- 1905 illustration from Prins Hatt under jorden, the Swedish fairy tale on which the opera is based
- Librettist: Bo Carpelan
- Language: Swedish
- Premiere: 3 September 1995 Helsinki Opera House

= Det sjungande trädet (opera) =

1995 opera by Erik Bergman

Det sjungande trädet (The Singing Tree), Op. 110, is an opera in two acts by the Finnish composer Erik Bergman. The Swedish-language libretto, based on a Swedish fairy tale, was written by Bo Carpelan. The opera premiered on 3 September 1995 at the Helsinki Opera House.

==Background and performance history==
Det sjungande trädet was Bergman's only full-length opera and was composed between 1986 and 1988 as a commission from the Finnish National Opera. Prior to that, the closest he had come to the operatic genre was his 1971 Samothrake Op. 69, a 12-minute "musico-dramatic tableau" for speaker, mixed choir, and dancers. Carpelan's libretto is primarily based on the Swedish fairy tale, Prins Hatt under jorden (Prince Hatt under the Ground) which was in turn based on the ancient myth of Cupid and Psyche, but it also incorporates other elements from Swedish and Finnish folk tales.

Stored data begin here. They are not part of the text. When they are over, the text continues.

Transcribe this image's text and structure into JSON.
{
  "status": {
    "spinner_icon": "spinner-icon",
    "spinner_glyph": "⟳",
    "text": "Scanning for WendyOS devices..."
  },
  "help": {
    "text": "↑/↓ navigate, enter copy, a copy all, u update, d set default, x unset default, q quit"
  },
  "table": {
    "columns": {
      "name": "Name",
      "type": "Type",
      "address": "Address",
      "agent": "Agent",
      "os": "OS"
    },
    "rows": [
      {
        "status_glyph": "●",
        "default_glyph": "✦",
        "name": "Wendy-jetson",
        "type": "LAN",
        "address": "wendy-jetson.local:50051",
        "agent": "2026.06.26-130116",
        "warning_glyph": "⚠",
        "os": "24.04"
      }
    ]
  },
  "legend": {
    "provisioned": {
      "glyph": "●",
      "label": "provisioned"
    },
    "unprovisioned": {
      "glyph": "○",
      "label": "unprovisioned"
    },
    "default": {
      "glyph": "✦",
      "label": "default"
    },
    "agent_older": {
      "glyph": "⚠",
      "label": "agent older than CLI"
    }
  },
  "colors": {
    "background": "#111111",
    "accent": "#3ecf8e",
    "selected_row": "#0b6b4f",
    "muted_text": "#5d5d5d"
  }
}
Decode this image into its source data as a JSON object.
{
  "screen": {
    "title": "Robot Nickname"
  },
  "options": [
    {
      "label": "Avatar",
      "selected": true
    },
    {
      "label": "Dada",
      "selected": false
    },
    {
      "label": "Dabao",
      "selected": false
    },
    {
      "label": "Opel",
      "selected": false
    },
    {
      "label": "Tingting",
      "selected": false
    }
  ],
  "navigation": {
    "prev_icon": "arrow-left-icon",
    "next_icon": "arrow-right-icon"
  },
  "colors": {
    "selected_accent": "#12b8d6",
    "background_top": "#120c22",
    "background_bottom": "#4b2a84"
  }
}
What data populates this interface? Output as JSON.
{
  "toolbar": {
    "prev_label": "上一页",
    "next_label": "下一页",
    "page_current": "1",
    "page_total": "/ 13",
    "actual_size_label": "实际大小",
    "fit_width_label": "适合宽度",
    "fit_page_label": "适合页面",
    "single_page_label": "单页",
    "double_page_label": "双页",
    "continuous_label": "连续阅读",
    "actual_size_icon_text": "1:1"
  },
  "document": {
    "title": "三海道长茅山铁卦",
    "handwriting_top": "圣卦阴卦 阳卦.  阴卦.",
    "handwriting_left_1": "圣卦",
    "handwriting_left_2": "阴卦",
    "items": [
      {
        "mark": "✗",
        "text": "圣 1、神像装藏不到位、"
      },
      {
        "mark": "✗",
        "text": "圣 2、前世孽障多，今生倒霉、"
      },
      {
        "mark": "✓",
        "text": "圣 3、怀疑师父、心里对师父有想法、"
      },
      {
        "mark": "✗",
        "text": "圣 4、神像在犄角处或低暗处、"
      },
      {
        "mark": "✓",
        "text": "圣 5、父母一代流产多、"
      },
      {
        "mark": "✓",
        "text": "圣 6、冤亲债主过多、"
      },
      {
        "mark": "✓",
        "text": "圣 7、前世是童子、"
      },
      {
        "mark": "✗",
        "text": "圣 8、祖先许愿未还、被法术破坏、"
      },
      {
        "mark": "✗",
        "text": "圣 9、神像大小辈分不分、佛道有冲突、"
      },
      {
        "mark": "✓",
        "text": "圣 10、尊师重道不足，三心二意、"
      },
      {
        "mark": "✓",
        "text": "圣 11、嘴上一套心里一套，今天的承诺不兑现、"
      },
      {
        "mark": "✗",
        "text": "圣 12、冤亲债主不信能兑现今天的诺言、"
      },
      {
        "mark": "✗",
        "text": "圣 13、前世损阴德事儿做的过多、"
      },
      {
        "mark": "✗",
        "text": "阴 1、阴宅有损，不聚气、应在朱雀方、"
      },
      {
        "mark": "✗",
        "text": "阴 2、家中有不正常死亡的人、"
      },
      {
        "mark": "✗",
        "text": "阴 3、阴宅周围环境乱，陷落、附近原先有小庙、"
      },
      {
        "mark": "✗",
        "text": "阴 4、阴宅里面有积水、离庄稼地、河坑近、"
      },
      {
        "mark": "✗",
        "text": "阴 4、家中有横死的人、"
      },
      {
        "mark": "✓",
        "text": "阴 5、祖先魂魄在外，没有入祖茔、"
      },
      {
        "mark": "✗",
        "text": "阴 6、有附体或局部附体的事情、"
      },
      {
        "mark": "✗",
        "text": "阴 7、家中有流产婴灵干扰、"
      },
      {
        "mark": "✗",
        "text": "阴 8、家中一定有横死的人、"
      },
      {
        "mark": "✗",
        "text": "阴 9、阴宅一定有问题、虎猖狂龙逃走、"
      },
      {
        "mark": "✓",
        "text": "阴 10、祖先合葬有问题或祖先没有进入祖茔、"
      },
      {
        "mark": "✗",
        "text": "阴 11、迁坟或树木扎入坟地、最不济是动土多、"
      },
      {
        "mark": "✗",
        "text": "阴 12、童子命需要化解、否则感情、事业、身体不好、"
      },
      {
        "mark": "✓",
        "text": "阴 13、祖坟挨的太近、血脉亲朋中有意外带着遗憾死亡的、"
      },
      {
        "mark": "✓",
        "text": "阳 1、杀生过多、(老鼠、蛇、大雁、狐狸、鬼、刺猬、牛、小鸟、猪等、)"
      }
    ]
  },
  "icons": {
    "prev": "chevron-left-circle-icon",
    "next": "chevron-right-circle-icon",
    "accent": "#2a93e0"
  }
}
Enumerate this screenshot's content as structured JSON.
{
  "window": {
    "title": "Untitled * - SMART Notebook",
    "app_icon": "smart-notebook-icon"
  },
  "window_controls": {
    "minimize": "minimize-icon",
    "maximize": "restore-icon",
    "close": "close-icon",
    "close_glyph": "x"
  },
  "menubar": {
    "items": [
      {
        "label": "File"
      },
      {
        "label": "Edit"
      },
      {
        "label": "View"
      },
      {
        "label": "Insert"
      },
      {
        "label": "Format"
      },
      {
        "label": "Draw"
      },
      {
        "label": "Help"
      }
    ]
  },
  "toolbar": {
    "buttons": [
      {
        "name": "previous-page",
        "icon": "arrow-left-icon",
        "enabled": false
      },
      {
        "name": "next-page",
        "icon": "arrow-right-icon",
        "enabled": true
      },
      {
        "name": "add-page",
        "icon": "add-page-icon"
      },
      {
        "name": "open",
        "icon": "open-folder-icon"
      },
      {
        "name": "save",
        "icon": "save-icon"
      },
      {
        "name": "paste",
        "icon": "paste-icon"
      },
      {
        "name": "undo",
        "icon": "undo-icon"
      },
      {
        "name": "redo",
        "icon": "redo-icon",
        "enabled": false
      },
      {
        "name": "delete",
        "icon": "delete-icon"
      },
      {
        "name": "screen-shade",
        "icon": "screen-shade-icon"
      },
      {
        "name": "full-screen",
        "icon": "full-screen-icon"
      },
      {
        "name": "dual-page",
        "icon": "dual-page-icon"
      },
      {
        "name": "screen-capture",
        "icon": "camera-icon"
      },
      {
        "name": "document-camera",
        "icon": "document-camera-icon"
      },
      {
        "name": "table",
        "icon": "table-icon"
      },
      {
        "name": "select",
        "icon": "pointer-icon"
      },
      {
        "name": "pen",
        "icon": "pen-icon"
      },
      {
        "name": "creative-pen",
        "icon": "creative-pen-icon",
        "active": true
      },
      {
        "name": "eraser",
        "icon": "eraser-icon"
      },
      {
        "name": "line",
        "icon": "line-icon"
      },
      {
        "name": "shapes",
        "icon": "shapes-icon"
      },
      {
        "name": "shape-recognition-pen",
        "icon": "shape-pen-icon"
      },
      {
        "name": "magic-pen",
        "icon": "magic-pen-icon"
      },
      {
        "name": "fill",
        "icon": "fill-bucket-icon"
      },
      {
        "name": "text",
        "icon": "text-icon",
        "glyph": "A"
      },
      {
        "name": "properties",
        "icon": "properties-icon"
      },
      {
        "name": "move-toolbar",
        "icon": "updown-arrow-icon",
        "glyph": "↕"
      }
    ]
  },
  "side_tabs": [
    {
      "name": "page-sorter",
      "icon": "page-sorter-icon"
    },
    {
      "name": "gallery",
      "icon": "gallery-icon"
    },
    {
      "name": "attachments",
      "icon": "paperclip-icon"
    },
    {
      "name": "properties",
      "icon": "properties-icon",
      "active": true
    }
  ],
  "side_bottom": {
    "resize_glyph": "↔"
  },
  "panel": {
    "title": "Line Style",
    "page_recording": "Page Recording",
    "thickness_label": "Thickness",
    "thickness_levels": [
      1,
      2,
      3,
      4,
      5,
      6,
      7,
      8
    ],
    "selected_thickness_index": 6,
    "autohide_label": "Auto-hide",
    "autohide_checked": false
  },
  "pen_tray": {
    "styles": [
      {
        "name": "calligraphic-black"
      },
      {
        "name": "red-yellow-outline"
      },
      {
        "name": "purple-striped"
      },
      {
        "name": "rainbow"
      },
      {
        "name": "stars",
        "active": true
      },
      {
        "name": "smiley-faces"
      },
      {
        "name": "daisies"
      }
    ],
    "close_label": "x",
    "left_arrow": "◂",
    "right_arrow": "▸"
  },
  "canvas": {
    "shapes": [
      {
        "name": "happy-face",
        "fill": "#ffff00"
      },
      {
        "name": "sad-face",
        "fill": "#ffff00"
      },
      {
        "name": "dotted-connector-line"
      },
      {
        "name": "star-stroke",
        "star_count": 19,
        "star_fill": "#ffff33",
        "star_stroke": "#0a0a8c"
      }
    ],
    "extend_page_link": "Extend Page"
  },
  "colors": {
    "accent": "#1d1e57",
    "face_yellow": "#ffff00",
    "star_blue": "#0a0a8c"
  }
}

The opera had been originally commissioned for the opening season of the new Helsinki Opera House in 1993/94, but the complex structure of the work with 22 separate scenes, each with its own lighting and other technical requirements, led to a postponement of the premiere. However, it was recorded in 1992 at Finlandia Hall conducted by Ulf Söderblom and released on the Ondine label later that year. Bergman was awarded the 1994 Nordic Council Music Prize for Det sjungande trädet, and it received its first staged performance on 3 September 1995 at the Helsinki Opera House as part of the Helsinki Festival, again conducted by Söderblom. It was performed again in 1999 at the Deutsche Oper Berlin in a touring production by the Finnish National Opera.

==Roles==

Roles, voice types, premier cast
| Role | Voice type | Premiere cast, 3 September 1995 (Conductor: Ulf Söderblom) |
| The Princess | soprano | Kaisa Hannula |
| Prince Hatt | bass-baritone | Petteri Salomaa |
| The King | tenor | Peter Lindroos |
| The Witch | mezzo-soprano | Charlotta Hellekant |
| The Fool | baritone | Sauli Tiilikainen |
| Fruit seller | bass | Antti Suhonen |
Servants, off-stage voices, chorus

==Synopsis==
The opera's two acts are structured in a sequence of 22 tableaux with a prologue, interlude, and epilogue. They recount the story of Prince Hatt, who has been imprisoned underground by his aunt, the Witch, and is rescued by an unnamed Princess. The Princess first communicates with Prince Hatt by singing "The Tree of Life", which they both hear in their dreams. The Witch is ultimately destroyed by "the power of light" and the couple are united. However, the ending is not a completely happy one. The Princess is struck blind by the dying curse of the Witch.